Honey Roasted Butternut Squash Soup

Honey Roasted Butternut Squash Soup

A velvety winter warmer with a ginger kick.

This isn't your average pumpkin soup. By roasting the butternut squash wedges in Melora Mānuka Honey Squeeze Ginger before blending, we create a deep, caramelised flavour profile with a zesty, warming kick. It is a breeze to put together and perfect for a cool winter day.

Prep time: 10 mins | Cook time: 45 mins | Serves: 4

Ingredients

  • 1 kg butternut pumpkin (squash), peeled, deseeded, and cut into wedges

  • ¼ cup Melora Mānuka Honey Squeeze Ginger

  • ½ tsp grated nutmeg

  • 3 tbsp olive oil (divided)

  • Sea salt and freshly cracked black pepper

  • 2 brown onions, chopped

  • 3 cloves garlic

  • 750 ml vegetable stock or bone broth

  • 1 tbsp chopped rosemary

  • 2 tbsp cream

  • Garnish: Parsley, paprika, and toasted pine nuts (optional)

Instructions

  1. Roast the Squash: Preheat oven to 180°C (350°F). Toss the pumpkin wedges with 2 tablespoons of olive oil, nutmeg, salt, pepper, and the Melora Mānuka Honey Squeeze Ginger. Roast on a baking tray until soft and tender.

  2. Sauté Aromatics: While the pumpkin roasts, heat the remaining tablespoon of olive oil in a large pot. Sauté the onion and garlic until golden and fragrant.
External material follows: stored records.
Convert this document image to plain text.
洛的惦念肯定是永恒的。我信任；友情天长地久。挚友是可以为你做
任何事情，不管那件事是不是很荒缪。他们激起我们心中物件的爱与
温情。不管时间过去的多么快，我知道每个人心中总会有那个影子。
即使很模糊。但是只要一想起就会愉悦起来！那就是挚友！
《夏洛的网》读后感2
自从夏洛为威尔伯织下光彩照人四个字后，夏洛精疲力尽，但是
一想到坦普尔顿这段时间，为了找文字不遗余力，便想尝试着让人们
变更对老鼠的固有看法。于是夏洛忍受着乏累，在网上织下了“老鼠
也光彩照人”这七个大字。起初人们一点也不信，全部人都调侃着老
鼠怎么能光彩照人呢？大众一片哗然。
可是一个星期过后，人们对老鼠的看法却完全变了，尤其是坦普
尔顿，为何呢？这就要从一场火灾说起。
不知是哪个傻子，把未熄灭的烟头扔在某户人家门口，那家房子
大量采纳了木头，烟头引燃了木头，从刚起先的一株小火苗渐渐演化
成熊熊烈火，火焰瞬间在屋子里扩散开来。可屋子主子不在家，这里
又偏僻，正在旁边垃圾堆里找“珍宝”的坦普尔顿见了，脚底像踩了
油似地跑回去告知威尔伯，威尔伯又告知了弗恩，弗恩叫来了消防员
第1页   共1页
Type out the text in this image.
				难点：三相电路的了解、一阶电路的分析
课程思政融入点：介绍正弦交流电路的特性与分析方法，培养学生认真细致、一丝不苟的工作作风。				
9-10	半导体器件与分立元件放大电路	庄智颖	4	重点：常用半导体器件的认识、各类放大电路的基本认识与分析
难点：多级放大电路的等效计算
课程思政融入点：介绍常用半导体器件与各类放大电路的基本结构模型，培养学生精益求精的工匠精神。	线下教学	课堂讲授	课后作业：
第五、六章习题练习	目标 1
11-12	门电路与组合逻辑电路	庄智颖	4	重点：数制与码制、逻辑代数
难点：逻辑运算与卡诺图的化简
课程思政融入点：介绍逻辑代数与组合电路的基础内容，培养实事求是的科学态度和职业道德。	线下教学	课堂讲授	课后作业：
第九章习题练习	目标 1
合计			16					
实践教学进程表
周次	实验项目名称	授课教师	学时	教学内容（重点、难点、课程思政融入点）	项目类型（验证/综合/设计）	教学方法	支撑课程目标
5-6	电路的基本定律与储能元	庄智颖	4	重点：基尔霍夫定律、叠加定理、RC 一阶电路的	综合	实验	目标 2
  3. Blend: Add the roasted pumpkin, vegetable stock, and rosemary to the pot. Transfer to a blender (or use an immersion blender) and blend until completely smooth.

  4. Simmer: Return the soup to the heat and simmer for 2–3 minutes to marry the flavours.

  5. Serve: Ladle into bowls and stir in a swirl of cream. Finish with fresh parsley, a dust of paprika, and optional toasted pine nuts for texture. Serve piping hot with crusty bread.